Política externa

Atual governo fracassou na América do Sul, avalia Amorim

Para ex-ministro, Brasil deveria ter papel conciliador na crise venezuelana

Divulgação/Ministério da Defesa

‘Por que se preocupar tanto com a América do Sul?’, perguntou o repórter. ‘Porque moro aqui’, respondeu Amorim

São Paulo – Ministro das Relações Exteriores de 2003 a 2010 (todo o período do governo Lula) e da Defesa de 2011 a 2014 (gestão Dilma), o embaixador Celso Amorim critica a atual política externa, citando a crise da Venezuela. “Onde o Brasil fracassou realmente foi na América do Sul. Eu não posso conceber, independentemente da crise, que um país do tamanho do Brasil não tenha nenhum papel como conciliador”, afirmou, durante palestra realizada na noite de ontem (30), na Universidade Estadual Paulista (Unesp), na região central de São Paulo. Ele está lançando o livro A Grande Estratégia do Brasil, coletânea de artigos, discursos e entrevistas durante sua gestão na Defesa.

Para Amorim, ainda que a crise política naquele momento não fosse tão aguda no país vizinho, a criação de um “grupo de amigos” da Venezuela pelo ex-presidente Luiz Inácio Lula da Silva foi “fundamental para que houvesse algum diálogo”. Ele disse não acreditar na deflagração de um conflito, mas, parafraseando o político Otávio Mangabeira (que falou em democracia), disse que “a paz também é uma planta tenra” e que, entre as nações, o histórico é de guerra.

“A paz, a diplomacia e a defesa estão muito juntas. E você não pode, com estridências, colocar tudo isso a perder”, afirmou.

Para o embaixador, com um governo como o Donald Trump nos Estados Unidos, seria um momento para a integração sul-americana se fortalecer. Mas ele diz não ver “nenhuma liderança” no continente. O Brasil, acrescentou, precisa ter uma presença mundial compatível com o seu tamanho, citando pioneiros da diplomacia, como o Barão de Rio Branco e San Tiago Dantas e apontando perda de soft power. “Você precisa também ter um poder robusto que é capaz de dar suporte a esse poder brando.” 

Amorim observa que, até pouco tempo atrás, um termo como Conselho de Defesa Sul-Americano era “impensável”, assim como a União de Nações Sul-Americanas (Unasul) e a Escola de Defesa. Integração do continente, só no futebol, brincou, lembrando ainda da pergunta feita por um repórter: “Por que o senhor se preocupa tanto com a América do Sul?” A resposta foi singela: “Porque eu moro aqui”.
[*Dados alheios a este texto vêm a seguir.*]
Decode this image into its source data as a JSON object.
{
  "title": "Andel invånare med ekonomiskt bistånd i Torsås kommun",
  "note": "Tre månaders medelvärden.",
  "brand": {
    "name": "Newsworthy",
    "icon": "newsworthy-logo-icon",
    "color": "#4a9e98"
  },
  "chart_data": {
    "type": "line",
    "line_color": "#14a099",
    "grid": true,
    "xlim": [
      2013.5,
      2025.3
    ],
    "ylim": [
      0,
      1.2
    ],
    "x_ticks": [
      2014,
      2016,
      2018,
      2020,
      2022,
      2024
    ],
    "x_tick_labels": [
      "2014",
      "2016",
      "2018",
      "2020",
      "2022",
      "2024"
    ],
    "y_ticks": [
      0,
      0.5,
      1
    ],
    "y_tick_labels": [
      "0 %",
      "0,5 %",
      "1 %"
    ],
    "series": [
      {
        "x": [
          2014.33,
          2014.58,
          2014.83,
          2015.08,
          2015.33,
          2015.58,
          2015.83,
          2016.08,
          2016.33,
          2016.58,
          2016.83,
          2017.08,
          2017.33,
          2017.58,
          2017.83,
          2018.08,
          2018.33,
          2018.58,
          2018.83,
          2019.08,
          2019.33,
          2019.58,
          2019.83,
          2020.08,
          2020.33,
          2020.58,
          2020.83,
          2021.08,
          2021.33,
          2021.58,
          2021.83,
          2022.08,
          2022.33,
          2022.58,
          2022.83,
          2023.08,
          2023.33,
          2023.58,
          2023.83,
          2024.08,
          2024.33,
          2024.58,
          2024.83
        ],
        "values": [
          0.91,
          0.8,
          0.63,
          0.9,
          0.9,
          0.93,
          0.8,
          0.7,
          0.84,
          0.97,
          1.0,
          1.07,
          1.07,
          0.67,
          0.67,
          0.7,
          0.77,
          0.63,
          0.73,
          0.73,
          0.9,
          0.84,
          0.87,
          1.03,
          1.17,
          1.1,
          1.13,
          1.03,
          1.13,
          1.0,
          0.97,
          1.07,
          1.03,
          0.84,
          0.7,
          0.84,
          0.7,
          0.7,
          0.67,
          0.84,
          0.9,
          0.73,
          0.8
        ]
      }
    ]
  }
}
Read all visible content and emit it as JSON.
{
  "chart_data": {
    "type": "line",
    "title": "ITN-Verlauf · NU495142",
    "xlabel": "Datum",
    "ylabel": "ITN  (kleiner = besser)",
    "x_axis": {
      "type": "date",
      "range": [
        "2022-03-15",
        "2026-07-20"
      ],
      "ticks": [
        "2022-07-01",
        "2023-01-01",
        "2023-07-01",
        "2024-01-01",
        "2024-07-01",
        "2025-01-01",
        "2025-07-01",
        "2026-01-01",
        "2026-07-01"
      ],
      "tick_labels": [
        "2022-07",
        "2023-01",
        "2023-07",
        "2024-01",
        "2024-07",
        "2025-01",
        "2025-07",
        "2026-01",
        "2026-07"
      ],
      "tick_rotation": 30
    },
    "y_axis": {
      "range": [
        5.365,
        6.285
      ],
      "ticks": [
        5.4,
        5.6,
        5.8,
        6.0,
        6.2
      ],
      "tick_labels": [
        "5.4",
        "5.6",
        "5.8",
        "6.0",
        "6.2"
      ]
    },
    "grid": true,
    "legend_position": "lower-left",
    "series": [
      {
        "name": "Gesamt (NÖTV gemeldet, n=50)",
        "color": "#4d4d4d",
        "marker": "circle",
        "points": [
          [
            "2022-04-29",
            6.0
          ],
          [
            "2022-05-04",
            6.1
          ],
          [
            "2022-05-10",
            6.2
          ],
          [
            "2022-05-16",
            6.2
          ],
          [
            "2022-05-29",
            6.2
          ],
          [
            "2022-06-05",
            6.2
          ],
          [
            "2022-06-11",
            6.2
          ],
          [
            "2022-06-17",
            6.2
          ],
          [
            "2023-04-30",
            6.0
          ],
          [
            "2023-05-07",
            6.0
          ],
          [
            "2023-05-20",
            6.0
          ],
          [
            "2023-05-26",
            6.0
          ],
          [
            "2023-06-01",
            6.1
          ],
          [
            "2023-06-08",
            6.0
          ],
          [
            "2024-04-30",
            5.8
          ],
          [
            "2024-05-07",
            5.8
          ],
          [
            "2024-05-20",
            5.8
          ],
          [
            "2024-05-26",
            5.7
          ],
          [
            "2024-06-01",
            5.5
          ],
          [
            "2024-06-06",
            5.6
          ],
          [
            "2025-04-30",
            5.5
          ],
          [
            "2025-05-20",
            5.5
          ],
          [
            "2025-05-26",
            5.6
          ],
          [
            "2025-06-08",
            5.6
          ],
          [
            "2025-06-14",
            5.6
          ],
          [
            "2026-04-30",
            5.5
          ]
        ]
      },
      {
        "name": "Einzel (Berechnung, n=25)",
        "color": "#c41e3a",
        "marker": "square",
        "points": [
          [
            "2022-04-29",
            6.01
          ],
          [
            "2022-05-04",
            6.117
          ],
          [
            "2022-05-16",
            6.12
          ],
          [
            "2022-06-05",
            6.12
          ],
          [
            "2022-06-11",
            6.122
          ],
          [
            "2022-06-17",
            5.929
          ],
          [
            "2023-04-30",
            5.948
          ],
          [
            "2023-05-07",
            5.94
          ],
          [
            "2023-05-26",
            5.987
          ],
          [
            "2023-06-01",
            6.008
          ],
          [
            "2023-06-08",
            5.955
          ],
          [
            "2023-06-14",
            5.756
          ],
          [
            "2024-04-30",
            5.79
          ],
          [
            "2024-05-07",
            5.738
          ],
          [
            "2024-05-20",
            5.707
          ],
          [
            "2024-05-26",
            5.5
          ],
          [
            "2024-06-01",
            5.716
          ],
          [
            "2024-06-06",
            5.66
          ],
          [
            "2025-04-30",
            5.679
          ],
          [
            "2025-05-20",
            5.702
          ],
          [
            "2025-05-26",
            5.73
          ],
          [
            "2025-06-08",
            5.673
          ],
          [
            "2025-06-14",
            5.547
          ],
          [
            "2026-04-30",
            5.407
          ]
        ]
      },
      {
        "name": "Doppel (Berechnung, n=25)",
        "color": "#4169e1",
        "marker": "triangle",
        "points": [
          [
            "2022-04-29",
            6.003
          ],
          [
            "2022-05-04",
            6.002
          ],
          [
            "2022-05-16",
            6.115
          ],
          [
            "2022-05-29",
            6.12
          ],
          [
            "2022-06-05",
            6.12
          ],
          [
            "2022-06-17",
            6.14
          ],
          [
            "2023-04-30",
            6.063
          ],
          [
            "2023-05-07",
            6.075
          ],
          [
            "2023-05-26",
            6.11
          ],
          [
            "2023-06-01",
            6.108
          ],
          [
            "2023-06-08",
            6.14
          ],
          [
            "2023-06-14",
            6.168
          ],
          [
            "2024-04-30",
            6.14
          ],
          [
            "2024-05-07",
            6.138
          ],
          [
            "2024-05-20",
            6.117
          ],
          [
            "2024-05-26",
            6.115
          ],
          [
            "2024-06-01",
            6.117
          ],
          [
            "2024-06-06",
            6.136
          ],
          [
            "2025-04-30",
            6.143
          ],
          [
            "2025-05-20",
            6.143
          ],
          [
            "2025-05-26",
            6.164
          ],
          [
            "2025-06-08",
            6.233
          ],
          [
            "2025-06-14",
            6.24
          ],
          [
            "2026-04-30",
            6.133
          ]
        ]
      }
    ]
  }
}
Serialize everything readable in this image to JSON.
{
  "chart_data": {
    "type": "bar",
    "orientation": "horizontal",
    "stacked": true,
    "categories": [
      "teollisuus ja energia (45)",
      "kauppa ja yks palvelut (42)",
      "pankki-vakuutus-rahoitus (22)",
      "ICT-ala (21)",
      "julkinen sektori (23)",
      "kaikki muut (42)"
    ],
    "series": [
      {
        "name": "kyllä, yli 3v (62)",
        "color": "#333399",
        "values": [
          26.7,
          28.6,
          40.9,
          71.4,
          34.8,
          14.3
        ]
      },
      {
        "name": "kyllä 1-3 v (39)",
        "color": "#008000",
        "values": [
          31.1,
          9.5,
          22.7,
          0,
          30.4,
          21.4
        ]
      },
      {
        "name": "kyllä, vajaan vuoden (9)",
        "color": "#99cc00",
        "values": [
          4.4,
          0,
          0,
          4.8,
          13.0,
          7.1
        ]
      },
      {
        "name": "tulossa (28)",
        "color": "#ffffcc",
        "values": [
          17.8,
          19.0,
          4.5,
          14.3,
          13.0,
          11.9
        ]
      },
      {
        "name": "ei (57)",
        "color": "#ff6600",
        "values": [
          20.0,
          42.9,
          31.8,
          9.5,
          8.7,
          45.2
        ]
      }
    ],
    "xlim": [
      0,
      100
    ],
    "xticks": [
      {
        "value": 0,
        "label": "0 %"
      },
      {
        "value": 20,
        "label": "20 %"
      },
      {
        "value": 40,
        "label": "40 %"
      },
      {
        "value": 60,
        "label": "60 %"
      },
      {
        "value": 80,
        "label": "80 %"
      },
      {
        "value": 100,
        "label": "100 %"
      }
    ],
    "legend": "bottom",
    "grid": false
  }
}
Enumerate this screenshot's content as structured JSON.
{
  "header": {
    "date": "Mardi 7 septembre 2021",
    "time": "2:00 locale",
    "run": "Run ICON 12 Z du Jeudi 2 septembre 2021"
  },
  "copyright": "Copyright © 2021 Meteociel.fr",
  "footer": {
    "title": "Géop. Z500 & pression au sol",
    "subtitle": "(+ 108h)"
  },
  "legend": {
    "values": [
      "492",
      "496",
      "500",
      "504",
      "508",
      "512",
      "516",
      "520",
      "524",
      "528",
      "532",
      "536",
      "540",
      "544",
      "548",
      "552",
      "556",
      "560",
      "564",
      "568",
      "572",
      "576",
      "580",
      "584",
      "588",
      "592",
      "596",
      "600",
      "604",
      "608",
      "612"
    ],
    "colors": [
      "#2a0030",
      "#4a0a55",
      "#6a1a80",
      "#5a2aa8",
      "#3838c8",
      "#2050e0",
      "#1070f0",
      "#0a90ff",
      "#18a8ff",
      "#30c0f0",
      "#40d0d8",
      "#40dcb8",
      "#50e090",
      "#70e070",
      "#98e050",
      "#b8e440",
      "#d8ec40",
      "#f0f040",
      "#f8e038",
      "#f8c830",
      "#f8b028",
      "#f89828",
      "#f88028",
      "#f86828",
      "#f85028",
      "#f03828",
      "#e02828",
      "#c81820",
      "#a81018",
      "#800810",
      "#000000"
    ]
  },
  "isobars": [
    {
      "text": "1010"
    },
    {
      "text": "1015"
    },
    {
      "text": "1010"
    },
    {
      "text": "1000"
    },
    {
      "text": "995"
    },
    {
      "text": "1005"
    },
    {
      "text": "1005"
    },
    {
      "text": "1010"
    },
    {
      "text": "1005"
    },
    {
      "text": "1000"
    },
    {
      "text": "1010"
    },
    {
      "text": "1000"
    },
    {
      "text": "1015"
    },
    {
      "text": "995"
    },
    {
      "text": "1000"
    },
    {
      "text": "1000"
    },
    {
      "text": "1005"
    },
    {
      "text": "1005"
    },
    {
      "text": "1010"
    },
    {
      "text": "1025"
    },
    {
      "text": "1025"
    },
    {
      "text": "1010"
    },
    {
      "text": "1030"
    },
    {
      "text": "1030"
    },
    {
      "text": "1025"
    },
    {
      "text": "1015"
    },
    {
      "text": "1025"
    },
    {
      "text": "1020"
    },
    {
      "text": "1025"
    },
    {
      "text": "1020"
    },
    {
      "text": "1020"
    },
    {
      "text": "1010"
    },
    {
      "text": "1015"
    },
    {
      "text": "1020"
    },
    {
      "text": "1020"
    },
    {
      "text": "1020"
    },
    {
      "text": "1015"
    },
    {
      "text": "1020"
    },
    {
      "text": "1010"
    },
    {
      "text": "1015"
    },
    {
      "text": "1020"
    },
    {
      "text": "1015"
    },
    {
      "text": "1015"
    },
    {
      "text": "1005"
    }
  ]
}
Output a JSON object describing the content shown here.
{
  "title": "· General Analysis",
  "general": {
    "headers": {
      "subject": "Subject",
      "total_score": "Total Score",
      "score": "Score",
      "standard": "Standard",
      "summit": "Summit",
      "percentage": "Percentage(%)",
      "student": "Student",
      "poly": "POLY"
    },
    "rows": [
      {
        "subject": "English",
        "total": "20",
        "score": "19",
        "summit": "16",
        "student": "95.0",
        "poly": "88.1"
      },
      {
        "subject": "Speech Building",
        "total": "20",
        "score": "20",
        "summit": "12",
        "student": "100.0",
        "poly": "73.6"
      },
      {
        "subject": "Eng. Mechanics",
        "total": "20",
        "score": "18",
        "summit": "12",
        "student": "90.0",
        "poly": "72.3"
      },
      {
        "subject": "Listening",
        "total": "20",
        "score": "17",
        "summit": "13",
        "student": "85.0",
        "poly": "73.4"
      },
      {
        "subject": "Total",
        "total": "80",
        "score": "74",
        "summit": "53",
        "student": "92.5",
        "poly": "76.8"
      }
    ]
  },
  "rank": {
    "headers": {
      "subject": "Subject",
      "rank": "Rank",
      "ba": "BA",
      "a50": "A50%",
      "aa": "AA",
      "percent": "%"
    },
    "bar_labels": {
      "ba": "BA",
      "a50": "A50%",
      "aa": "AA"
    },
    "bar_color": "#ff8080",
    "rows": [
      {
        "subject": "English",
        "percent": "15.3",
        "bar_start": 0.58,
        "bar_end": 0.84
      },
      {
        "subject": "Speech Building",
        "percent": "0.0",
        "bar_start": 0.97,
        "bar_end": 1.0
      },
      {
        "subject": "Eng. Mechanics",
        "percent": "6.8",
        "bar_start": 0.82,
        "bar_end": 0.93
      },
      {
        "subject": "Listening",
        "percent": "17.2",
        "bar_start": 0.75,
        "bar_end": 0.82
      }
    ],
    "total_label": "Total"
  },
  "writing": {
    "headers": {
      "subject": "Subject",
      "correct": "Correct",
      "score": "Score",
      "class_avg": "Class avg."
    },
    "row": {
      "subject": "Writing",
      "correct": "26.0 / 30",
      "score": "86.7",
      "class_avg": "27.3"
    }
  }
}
Mediado pelo professor Héctor Luís Saint-Pierre, do Instituto de Políticas Públicas e Relações Internacionais, o evento de ontem também comemorou os 30 anos da Editora Unesp e do Centro de Documentação e Memória (Cedem) da instituição. O livro aborda temas como atualização tecnológica, cooperação no continente e papel das Forças Armadas. A uma pergunta sobre uma possível intervenção militar diante da crise brasileira, Amorim afirmou não acreditar na possibilidade. “E nem creio que eles queiram”, acrescentou.

O embaixador lamentou o decreto do governo Temer, de 24 de maio, dia da marcha das centrais sindicais e movimentos sociais a Brasília, convocando as Forças Armadas, para operações de Garantia da Lei e da Ordem (GLO). “Episódio tão lamentável que o próprio governo voltou atrás em um dia.”

Ele defendeu ainda a opção, pelo Brasil, de compra de jatos suecos. Durante anos, o país negociou também com fabricantes dos Estados Unidos e da França. “A judicialização do caso dos caças suecos é algo espantoso, porque sempre foi a preferência da Aeronáutica”, observou Amorim. Segundo ele, a escolha permitiu uma compra um pouco mais barata e com maior autonomia tecnológica.